1920-1940: quando Parigi era la capitale della fotografia
di // pubblicato il 15 Gennaio, 2010
La mostra inaugurata ieri al MNAF (Museo Nazionale Alinari della Fotografia) rievoca i fasti della Parigi dei primi anni Venti, quando la capitale francese diventò punto di riferimento della nuova fotografia in Europa e centro di promozione delle avanguardie, rappresentando un modello di modernità per gli artisti francesi e un luogo di rifugio e di libertà per molti stranieri costretti all'esilio
Le nuove tendenze e le originalissime tecniche fotografiche che furono sviluppate in quel periodo, grazie allo scambio di esperienze e di linguaggi tra i fotografi che confluivano a Parigi da tutto il mondo, sono tutte ben documentate nella preziosissima collezione dello storico Christian Bouqueret che, per più di trent'anni, ha raccolto un'imponente quantità di immagini di fotografi conosciuti ma anche di artisti dimenticati o relegati in secondo piano.

Durante quell'epoca, la fotografia acquistò una vera e propria dignità artistica, al pari della pittura e della scultura, dimostrando di poter essere definita anch'essa dadaista o surrealista e non soltanto una mera rappresentazione della realtà oggettiva.
Quella di Bouqueret viene qualificata una “study collection” nel senso che i suoi due principali motori sono, da una parte la passione per il medium, la sua estetica e le sue tecniche, e dall'altra la necessità di “far parlare la fotografia” grazie ad un lavoro costante di ricerche che si è concretizzato nella pubblicazione di opere tematiche e monografiche.

L'esposizione, articolata su quattro tematiche principali (Parigi, l'oggetto, la manipolazione della realtà e la figura umana), è composta da una selezione di circa 100 immagini vintage (oltre ad una raccolta di rivisite e libri originali) che si propone di offrire un sguardo attento ed appassionato della Nuova Visione fotografica sviluppatasi a Parigi tra il 1920 e il 1940
Tra le innovazioni più originali di quel periodo, a cui viene dedicato ampio spazio nella mostra, c'è sicuramente il fotogramma, che rappresenta allo stesso tempo una scoperta e un ritorno alle origini della fotografia: il suo principio consiste infatti, nel posare direttamente sulla carta sensibile degli oggetti di cui la luce lascia in bianco la traccia sulla carta illuminata. Ovviamente la forma degli oggetti e la loro qualità di opacità o traslucidità permette ai fotografi di giocare con le variazioni di grigi, strutturandole e organizzandole in composizioni sapienti. Tra gli ideatori di questa tecnica, ricordiamo Man Ray che, con le sue celebri “rayografie”, realizzò un straordinaria serie di fotogrammi.

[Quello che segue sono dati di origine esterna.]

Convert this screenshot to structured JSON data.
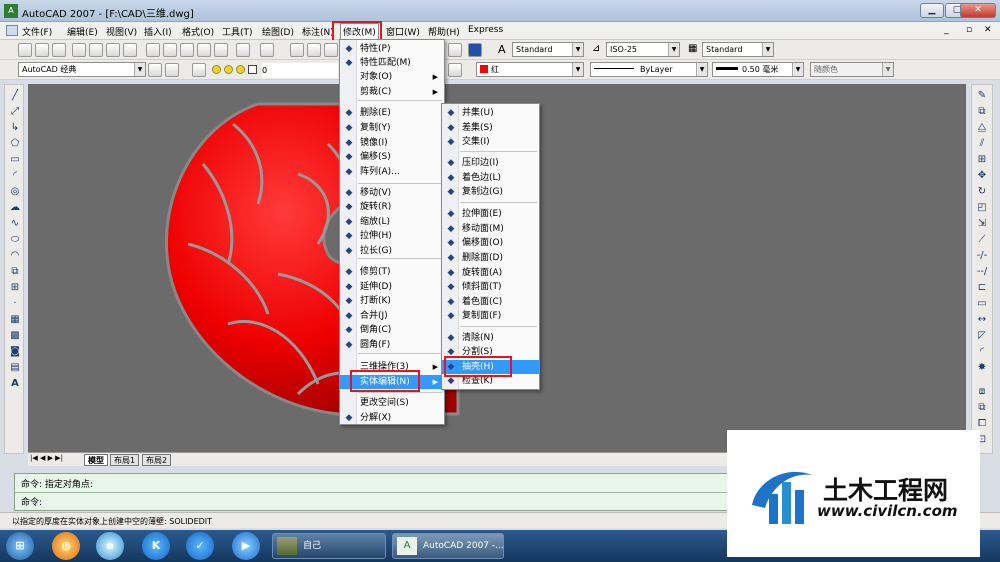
{
  "window": {
    "title": "AutoCAD 2007 - [F:\\CAD\\三维.dwg]"
  },
  "menubar": {
    "items": [
      {
        "label": "文件(F)"
      },
      {
        "label": "编辑(E)"
      },
      {
        "label": "视图(V)"
      },
      {
        "label": "插入(I)"
      },
      {
        "label": "格式(O)"
      },
      {
        "label": "工具(T)"
      },
      {
        "label": "绘图(D)"
      },
      {
        "label": "标注(N)"
      },
      {
        "label": "修改(M)"
      },
      {
        "label": "窗口(W)"
      },
      {
        "label": "帮助(H)"
      },
      {
        "label": "Express"
      }
    ]
  },
  "toolbar": {
    "workspace": "AutoCAD 经典",
    "layer": "0",
    "text_style": "Standard",
    "dim_style": "ISO-25",
    "table_style": "Standard",
    "color": "红",
    "linetype": "ByLayer",
    "lineweight": "0.50 毫米",
    "plot_style": "随颜色"
  },
  "modify_menu": {
    "items": [
      {
        "label": "特性(P)",
        "icon": "properties-icon"
      },
      {
        "label": "特性匹配(M)",
        "icon": "match-properties-icon"
      },
      {
        "label": "对象(O)",
        "submenu": true
      },
      {
        "label": "剪裁(C)",
        "submenu": true
      },
      {
        "label": "删除(E)",
        "icon": "erase-icon"
      },
      {
        "label": "复制(Y)",
        "icon": "copy-icon"
      },
      {
        "label": "镜像(I)",
        "icon": "mirror-icon"
      },
      {
        "label": "偏移(S)",
        "icon": "offset-icon"
      },
      {
        "label": "阵列(A)...",
        "icon": "array-icon"
      },
      {
        "label": "移动(V)",
        "icon": "move-icon"
      },
      {
        "label": "旋转(R)",
        "icon": "rotate-icon"
      },
      {
        "label": "缩放(L)",
        "icon": "scale-icon"
      },
      {
        "label": "拉伸(H)",
        "icon": "stretch-icon"
      },
      {
        "label": "拉长(G)",
        "icon": "lengthen-icon"
      },
      {
        "label": "修剪(T)",
        "icon": "trim-icon"
      },
      {
        "label": "延伸(D)",
        "icon": "extend-icon"
      },
      {
        "label": "打断(K)",
        "icon": "break-icon"
      },
      {
        "label": "合并(J)",
        "icon": "join-icon"
      },
      {
        "label": "倒角(C)",
        "icon": "chamfer-icon"
      },
      {
        "label": "圆角(F)",
        "icon": "fillet-icon"
      },
      {
        "label": "三维操作(3)",
        "submenu": true
      },
      {
        "label": "实体编辑(N)",
        "submenu": true,
        "highlighted": true
      },
      {
        "label": "更改空间(S)"
      },
      {
        "label": "分解(X)",
        "icon": "explode-icon"
      }
    ]
  },
  "solid_edit_menu": {
    "items": [
      {
        "label": "并集(U)",
        "icon": "union-icon"
      },
      {
        "label": "差集(S)",
        "icon": "subtract-icon"
      },
      {
        "label": "交集(I)",
        "icon": "intersect-icon"
      },
      {
        "label": "压印边(I)",
        "icon": "imprint-icon"
      },
      {
        "label": "着色边(L)",
        "icon": "color-edges-icon"
      },
      {
        "label": "复制边(G)",
        "icon": "copy-edges-icon"
      },
      {
        "label": "拉伸面(E)",
        "icon": "extrude-faces-icon"
      },
      {
        "label": "移动面(M)",
        "icon": "move-faces-icon"
      },
      {
        "label": "偏移面(O)",
        "icon": "offset-faces-icon"
      },
      {
        "label": "删除面(D)",
        "icon": "delete-faces-icon"
      },
      {
        "label": "旋转面(A)",
        "icon": "rotate-faces-icon"
      },
      {
        "label": "倾斜面(T)",
        "icon": "taper-faces-icon"
      },
      {
        "label": "着色面(C)",
        "icon": "color-faces-icon"
      },
      {
        "label": "复制面(F)",
        "icon": "copy-faces-icon"
      },
      {
        "label": "清除(N)",
        "icon": "clean-icon"
      },
      {
        "label": "分割(S)",
        "icon": "separate-icon"
      },
      {
        "label": "抽壳(H)",
        "icon": "shell-icon",
        "highlighted": true
      },
      {
        "label": "检查(K)",
        "icon": "check-icon"
      }
    ]
  },
  "layout_tabs": [
    {
      "label": "模型",
      "active": true
    },
    {
      "label": "布局1"
    },
    {
      "label": "布局2"
    }
  ],
  "command": {
    "line1": "命令: 指定对角点:",
    "line2": "命令:"
  },
  "status": {
    "text": "以指定的厚度在实体对象上创建中空的薄壁:   SOLIDEDIT"
  },
  "taskbar": {
    "tasks": [
      {
        "label": "自己"
      },
      {
        "label": "AutoCAD 2007 -..."
      }
    ]
  },
  "watermark": {
    "brand": "土木工程网",
    "url": "www.civilcn.com"
  },
  "colors": {
    "torus": "#ff0000",
    "highlight": "#3399ff",
    "annotation": "#e8141b"
  }
}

I curatori della mostra, inoltre, hanno dedicato uno spazio molto interessante, alle fotografie pubblicitarie realizzate in quegli anni. La modernità e l'alta qualità di quelle sperimentazioni incuriosirono anche gli atelier di pubblicità, che ingaggiarono fotografi del calibro di Maurice Tabard e Maximilien Vox per realizzare campagne promozionali di prodotti di lusso e di moda.